Esqueci-me do Bloco de Notas. Com notas preciosas. Textos, listas, excertos, dicas, receitas, nomes, sugestões de prendas. Coisas a fazer, a escrever, a lembrar, informação sobre em que botão da campainha tocar quando visitamos cada amigo e voltamos a perguntar-nos se era esquerdo ou direito...enfim. Coisas que nem me lembro - era por isso que estava lá. Uma vida (pronto, dois anos). Chorem comigo.
*Sim, tenho outros - muitos - de papel mesmo. Mas este estava sempre na ponta dos dedos.
Queria escrever. Iamos a meio de um passeio e lembrei-me de coisas que queria escrever. Precisava registar para mais tarde e as palavras eram algumas, o telemóvel não dava. Tinha uma caneta e nenhum sítio onde assentar as frases que já me estavam a querer fugir. Entramos os dois numas quantas lojinhas daquele sítio que não conhecíamos assim tão bem, mas em nenhuma havia cadernos.
Sentamo-nos numa esplanada à beira-mar, a beber uma água fresca (fosse eu uma blogger in, e poderia muito bem ser un gin). Avistei uma espécie de banca de artesanato que talvez fosse a minha salvação. Pedi licença e fui espreitar. Nada onde se pudesse escrever - só postais. Voltei ao meu lugar. Estava oficialmente de birra. Não me apetecia conversar, nem nada. Só escrever e não tinha solução. Abandonei-me ao mau feitio. Fiz que tinha cinco anos e não queria saber. De nada.
Levanta-se o Moço e desaparece por uns minutos. Eu fico a ler, contrariada. Quando reaparece tem um bloco de notas. Pequenino. Perfeito.

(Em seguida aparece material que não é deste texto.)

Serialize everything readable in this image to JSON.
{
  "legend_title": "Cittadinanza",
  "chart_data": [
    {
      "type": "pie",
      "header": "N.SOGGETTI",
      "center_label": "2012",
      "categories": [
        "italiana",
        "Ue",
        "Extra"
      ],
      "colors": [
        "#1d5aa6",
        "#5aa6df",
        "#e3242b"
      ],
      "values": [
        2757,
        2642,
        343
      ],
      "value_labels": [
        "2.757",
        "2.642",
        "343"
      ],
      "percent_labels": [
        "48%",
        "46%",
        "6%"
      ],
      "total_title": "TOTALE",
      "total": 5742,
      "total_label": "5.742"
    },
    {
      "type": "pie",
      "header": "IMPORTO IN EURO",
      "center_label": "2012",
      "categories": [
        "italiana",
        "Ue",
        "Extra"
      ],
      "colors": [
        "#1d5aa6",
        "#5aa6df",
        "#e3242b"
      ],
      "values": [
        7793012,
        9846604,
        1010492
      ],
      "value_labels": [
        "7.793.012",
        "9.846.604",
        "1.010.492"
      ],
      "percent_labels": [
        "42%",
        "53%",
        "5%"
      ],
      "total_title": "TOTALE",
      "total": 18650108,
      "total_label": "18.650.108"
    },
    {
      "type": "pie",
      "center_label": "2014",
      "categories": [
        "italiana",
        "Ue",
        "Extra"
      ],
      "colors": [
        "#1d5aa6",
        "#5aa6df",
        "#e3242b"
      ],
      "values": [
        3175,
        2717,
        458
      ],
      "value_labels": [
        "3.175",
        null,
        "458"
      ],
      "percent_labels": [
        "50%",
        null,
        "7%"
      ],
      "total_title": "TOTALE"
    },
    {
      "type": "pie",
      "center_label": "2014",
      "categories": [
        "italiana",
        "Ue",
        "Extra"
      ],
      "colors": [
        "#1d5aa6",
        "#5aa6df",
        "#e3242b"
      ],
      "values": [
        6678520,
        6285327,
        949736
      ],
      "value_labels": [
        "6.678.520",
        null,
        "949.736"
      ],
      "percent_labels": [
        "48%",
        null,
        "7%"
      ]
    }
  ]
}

E ocorre-me que eu não sou assim. Que sou controlada. Que não me largo simplesmente aos problemas. Que sou uma solucionadora, que me desenrasco, que vejo o lado melhor e me adapto. Ocorre-me que a birra que faço, como se tivesse cinco anos, só a faço ao pé dele. Como talvez fizesse em pequena, ao pé dos meus pais. Ocorre-me que me sinto protegida, que sei que ele toma conta de mim. Que faço cara feia por ter a certeza que ele me arranca um sorriso a seguir. Ocorre-me a sorte que tenho por me poder dar ao luxo de fazer birras.